Hi folks, I wanted to share a technique I came up with for evaluating sequential points of a polynomial, which is especially useful when you are drawing them. A naive approach would be evaluate the whole polynomial at each point, but the method I'll show you allows you to evaluate at a few points, and then for each subsequent point just use additions.

The basic premise is to use ##f(x)## as a starting point to get to ##f(x+1)##. For example, take ##f(x)=3+2x##. To get to ##f(x+1)##, all you have to do is add 2. Things get more complicated as you go to higher degree polynomials. For example, take ##f(x)=3+2x-3x^{2}+x^{3}##. Then to get to ##f(x+1)##, you need to add ##3x^{2}-3x##. However, you can go even further by finding how to get from ##3x^{2}-3x## to ##3(x+1)^{2}-3(x+1)##.

Now comes the theory.

Take ##f_{1}(x)=f(x+1)-f(x)## and ##f_{n+1}(x)=f_{n}(x+1)-f_{n}(x)##.

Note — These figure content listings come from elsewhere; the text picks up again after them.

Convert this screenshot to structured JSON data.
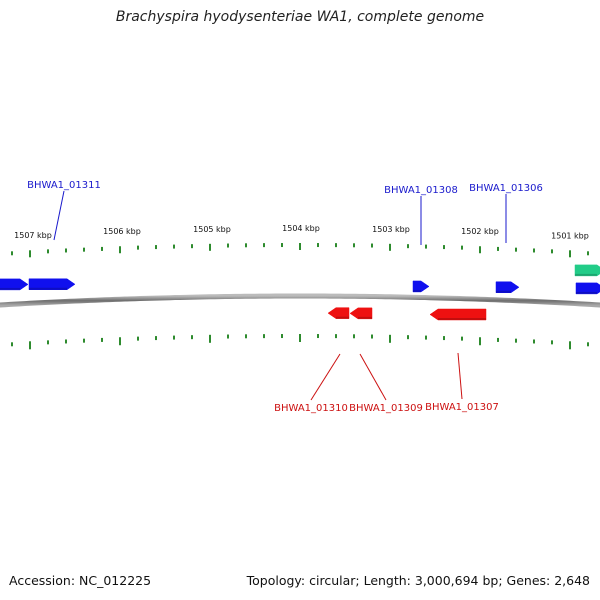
{
  "title": "Brachyspira hyodysenteriae WA1, complete genome",
  "accession": "Accession: NC_012225",
  "summary": "Topology: circular; Length: 3,000,694 bp; Genes: 2,648",
  "colors": {
    "forward": "#1010ee",
    "reverse": "#ee1111",
    "other": "#22cc88",
    "backbone": "#888888",
    "ticks": "#2e8b2e",
    "forward_label": "#1a1acc",
    "reverse_label": "#cc1111"
  },
  "scale": {
    "unit": "kbp",
    "labels": [
      "1507 kbp",
      "1506 kbp",
      "1505 kbp",
      "1504 kbp",
      "1503 kbp",
      "1502 kbp",
      "1501 kbp"
    ]
  },
  "genes_forward": [
    {
      "name": "BHWA1_01311",
      "labeled": true
    },
    {
      "name": "BHWA1_01308",
      "labeled": true
    },
    {
      "name": "BHWA1_01306",
      "labeled": true
    }
  ],
  "genes_reverse": [
    {
      "name": "BHWA1_01310",
      "labeled": true
    },
    {
      "name": "BHWA1_01309",
      "labeled": true
    },
    {
      "name": "BHWA1_01307",
      "labeled": true
    }
  ]
}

Then ##f(x+1)=f(x)+f_{1}(x)## and ##f_{n}(x+1)=f_{n}(x)+f_{n+1}(x)##.

##\begin{aligned}

f_{2}(x) &=f_{1}(x+1)-f_{1}(x),\\

&=(f(x+2)-f(x+1))-(f(x+1)-f(x)),\\

&=f(x+2)-2f(x+1)+f(x).

\end{aligned}##

##\begin{aligned}

f_{3}(x)&=f_{2}(x+1)-f_{2}(x),\\

&=(f(x+3)-2f(x+2)+f(x+1))-(f(x+2)-2f(x+1)+f(x)),\\

&=f(x+3)-3f(x+2)+3f(x+1))-f(x).

\end{aligned}##

And in general,

##f_{n}(x)=\sum_{k=0}^{n}{{n\choose k}(-1)^{k}f(x+n-k)}##

If you set ##x=0##:

##f_{n}(0)=\sum_{k=0}^{n}{{n\choose k}(-1)^{k}f(n-k)}##

So now let's take again, ##f(x)=3+2x-3x^{2}+x^{3}##.

##\begin{aligned}

f(0)&=3,\\

f_{1}(0)&=f(1)-f(0)&=0,\\

f_{2}(0)&=f(2)-2f(1)+f(0)&=0,\\

f_{3}(0)&=f(3)-3f(2)+3f(1)-f(0)&=6,\\

f_{k>3}(0)&=0.\\

\end{aligned}##

So what these values allow us to do, ##{3,0,0,6}##, is use a chain of additions to get the next value, instead of evaluating the cubic polynomial at each x:

##\begin{array}{rrrr}

[&3,&0,&0,&6]\\

[&3,&0,&6,&6]\\

[&3,&6,&12,&6]\\

[&9,&18,&18,&6]\\

[&27,&36,&24,&6]\\

[&63,&60,&30,&6]\\

[&123,&90,&36,&6]\\

[&213,&126,&42,&6]\\

...

\end{array}##

Basically, add the second element to the first, third element to the second, and fourth element to the third. The new value is the first. Repeat. So the next iteration would yield [213+126,126+42,42+6,6]=[339,168,48,6], and indeed, f(8)=339.

I'd like to apologise for how garbled this is, I'm really tired.

Also, you should note that for an n-th degree polynomial, you need to compute up to ##f_{n}(x)##, but everything after that is 0.